Take our president Iseyas Afwerki as an example. Despite a fact that he is one of among the most skeptic leaders towards western adventurisms, he genuinely confesses that he has never expected a change that moves as fast as light by itself. In his message to address the state during the COVID-19 challenge he briefs like, ‘the global threat posed by the pandemic (COVID-19) is analogous to a sudden war, without any parallel in our contemporary times, that has been declared without any warning or prediction by all standards’.  His words emphasis, this is not an event, but is a process and he consulted the people to stay vigilant for the long march. Contemporarily, a greatest concern is the likely shift of attention/resources from integral health, security and development themes, (for example, malaria is killing 1100 persons per day in Africa but has been ignored) towards combating COVID-19. Conversely, Eritrea reassures its commitment for ‘neither development agenda and national security concern, nor other health concerns will stay behind the bar’ tells the message.

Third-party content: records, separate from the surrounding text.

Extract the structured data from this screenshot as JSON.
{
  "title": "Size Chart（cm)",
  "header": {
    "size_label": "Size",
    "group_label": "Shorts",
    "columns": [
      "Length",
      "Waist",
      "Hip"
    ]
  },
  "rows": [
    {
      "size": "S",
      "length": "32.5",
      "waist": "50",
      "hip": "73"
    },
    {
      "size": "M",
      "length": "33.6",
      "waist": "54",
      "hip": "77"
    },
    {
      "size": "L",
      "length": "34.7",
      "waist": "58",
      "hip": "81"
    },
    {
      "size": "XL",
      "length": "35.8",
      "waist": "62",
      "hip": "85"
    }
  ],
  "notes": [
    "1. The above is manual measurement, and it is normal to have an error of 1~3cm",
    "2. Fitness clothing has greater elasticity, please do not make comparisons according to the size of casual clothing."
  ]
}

Separately, with the repulsive era of the COVID-19 pandemic, there is a proverbial moment, involuntarily, all the citizens of developing countries and in particular Africans have encounters to think and more to think how to frame a more just tomorrow, which is different from the unjust yesterday. African countries are so much disunited, disorganized, and profoundly confused by generations of ideological indoctrination telling them that western values are “the best” in every way, and thus unable to formulate coherent inputs on a system that exploits them ruthlessly. However, time to catch up on what they have been neglecting, in terms of philosophical, intellectual, economic and political inputs is now at their mercy, if they understand things more clearly.

Thus, in every crisis, there is always opportunity. The way opportunity states itself is solely and fundamentally by offering time as a background effort. Now there is plenty of it, plenty of ripen time. As the world has stopped all its motions, something terrible or good is going to happen. We all sense it. But we do not know precisely, what it is, not now, not yet. So, as members of victimized citizens of the globe, there will never be a bountiful time than this moment to value our self-worth. Some might say it is uncertain, yet complicate, but no one can say it is useless also. Respectively, it is time to propose some sort of “self-styled” interaction with the upcoming world order. If all Africans come at conclusion that we have more to offer to the world in terms of natural resource, man power and even values than to take from it, this might be the first step. Africa might not plays its part to create a Pandora-box like this pandemic epoch, but has a responsibility to reshape its future and the ripen moment is only now or will never come back.